NASA has always had some truly remarkable people. We lost a few on this day.

6 comments:

capt fast said...

apollo one, colombia, challenger, God knows how many russians. Damn.

capt fast said...

I have always wondered what hand guided the o-ring installation on the SRB such that the leak of the joint in cold weather did not point away from the external tank and tank support arm. installing that particular o-ring was a team effort. I hope that the person to last lay hand on that particular section of o-ring will never bear the memory of it. It is enough that the engineer who designed the joint and the manager who approved the design and the test engineer who passed on the design testing and the inspectors who approved the installation of the o-ring can say the same.
often the littlest of things can make or break the greatest of things

HMS Defiant said...

If you haven't read it either Feynman or Pournelle wrote up the outcome of the meeting with NASA where they talked accumulated risk factors with NASA having no clue what they were talking about and Feynman demonstrated the o-ring would fail at temps below 32 deg by simply dunking it in a glass of ice water and showing them.
One of the dismal outcomes was the US got out of the rocket engine business and started buying all of them from RUSSIA of all places.
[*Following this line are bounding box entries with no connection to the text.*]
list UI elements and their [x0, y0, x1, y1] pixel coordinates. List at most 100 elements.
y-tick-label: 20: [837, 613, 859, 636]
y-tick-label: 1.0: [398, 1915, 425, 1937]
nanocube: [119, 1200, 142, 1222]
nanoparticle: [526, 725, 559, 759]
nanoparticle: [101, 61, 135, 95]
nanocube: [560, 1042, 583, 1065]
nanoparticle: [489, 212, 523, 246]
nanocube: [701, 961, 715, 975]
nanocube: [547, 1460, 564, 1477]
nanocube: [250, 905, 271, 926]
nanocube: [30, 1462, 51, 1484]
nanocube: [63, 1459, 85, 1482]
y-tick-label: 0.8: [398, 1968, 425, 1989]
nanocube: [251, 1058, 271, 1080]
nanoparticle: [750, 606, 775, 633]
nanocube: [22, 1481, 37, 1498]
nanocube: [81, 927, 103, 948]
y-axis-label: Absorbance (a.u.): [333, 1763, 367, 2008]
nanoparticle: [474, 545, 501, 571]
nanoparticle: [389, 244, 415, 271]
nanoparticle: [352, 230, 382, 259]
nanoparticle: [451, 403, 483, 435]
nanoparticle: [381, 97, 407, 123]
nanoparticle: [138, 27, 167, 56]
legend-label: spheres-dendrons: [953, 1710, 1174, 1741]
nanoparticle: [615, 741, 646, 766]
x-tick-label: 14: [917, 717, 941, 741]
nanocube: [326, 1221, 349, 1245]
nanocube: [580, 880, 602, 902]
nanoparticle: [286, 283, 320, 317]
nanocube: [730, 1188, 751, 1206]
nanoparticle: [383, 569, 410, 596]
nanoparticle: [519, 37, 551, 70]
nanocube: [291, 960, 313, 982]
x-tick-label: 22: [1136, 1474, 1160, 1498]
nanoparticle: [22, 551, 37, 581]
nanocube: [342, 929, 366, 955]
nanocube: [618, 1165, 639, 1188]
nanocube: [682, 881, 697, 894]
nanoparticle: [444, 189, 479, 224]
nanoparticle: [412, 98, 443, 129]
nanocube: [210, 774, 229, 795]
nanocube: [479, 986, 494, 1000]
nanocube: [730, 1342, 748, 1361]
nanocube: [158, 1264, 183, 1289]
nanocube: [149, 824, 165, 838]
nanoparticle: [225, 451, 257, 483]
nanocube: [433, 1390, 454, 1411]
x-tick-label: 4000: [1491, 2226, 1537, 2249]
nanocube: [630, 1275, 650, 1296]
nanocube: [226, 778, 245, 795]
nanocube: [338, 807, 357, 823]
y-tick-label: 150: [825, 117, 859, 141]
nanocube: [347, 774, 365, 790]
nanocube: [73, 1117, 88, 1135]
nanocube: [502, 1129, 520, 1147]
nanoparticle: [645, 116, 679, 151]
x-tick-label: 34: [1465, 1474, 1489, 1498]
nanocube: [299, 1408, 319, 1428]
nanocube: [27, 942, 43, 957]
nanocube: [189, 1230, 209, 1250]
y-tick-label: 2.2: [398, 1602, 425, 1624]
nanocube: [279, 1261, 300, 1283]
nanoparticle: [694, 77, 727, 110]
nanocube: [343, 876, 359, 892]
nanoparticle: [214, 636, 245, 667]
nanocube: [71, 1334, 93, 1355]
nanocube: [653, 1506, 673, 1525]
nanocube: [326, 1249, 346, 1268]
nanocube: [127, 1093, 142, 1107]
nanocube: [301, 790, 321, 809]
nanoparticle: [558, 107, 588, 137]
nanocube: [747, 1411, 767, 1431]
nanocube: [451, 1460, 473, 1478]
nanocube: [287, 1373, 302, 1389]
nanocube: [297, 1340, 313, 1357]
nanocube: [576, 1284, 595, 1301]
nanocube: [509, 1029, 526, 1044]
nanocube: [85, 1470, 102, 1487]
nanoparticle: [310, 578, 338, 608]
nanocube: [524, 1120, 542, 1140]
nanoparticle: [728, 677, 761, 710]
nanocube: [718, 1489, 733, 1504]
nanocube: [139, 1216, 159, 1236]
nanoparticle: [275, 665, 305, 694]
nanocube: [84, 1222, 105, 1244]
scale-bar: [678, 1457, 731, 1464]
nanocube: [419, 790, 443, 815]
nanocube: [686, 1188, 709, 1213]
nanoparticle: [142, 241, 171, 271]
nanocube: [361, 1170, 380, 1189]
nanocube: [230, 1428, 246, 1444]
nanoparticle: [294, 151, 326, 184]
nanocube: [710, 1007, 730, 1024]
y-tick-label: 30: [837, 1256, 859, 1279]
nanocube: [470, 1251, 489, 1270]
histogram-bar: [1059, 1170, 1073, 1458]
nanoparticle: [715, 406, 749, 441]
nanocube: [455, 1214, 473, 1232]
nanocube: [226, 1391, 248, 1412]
Congress has been trying to put a stop to that for years.

Larry said...

I don't know, but I could speculate that it was structural forces that caused the leak and then burn-through to happen precisely where it did. It might very well have had nothing to do with how the O-ring was positioned, and even if it did, there was almost certainly nothing to warn the techs putting it in.

HMS Defiant said...

The report was crystal clear. There's no wiggle room about the loss of Challenger or Columbia. Nobody tried to hide the facts in either loss.

HMS Defiant said...

True. I used to pose as a man working above rocket scientists. We had been moved to Old Town 3 and we had a very limited deck over the ULA people building the fuel tanks for rocket launches on the floor below my office. I used to think it was humorous. My x disagreed. She had zilch for sense of humor.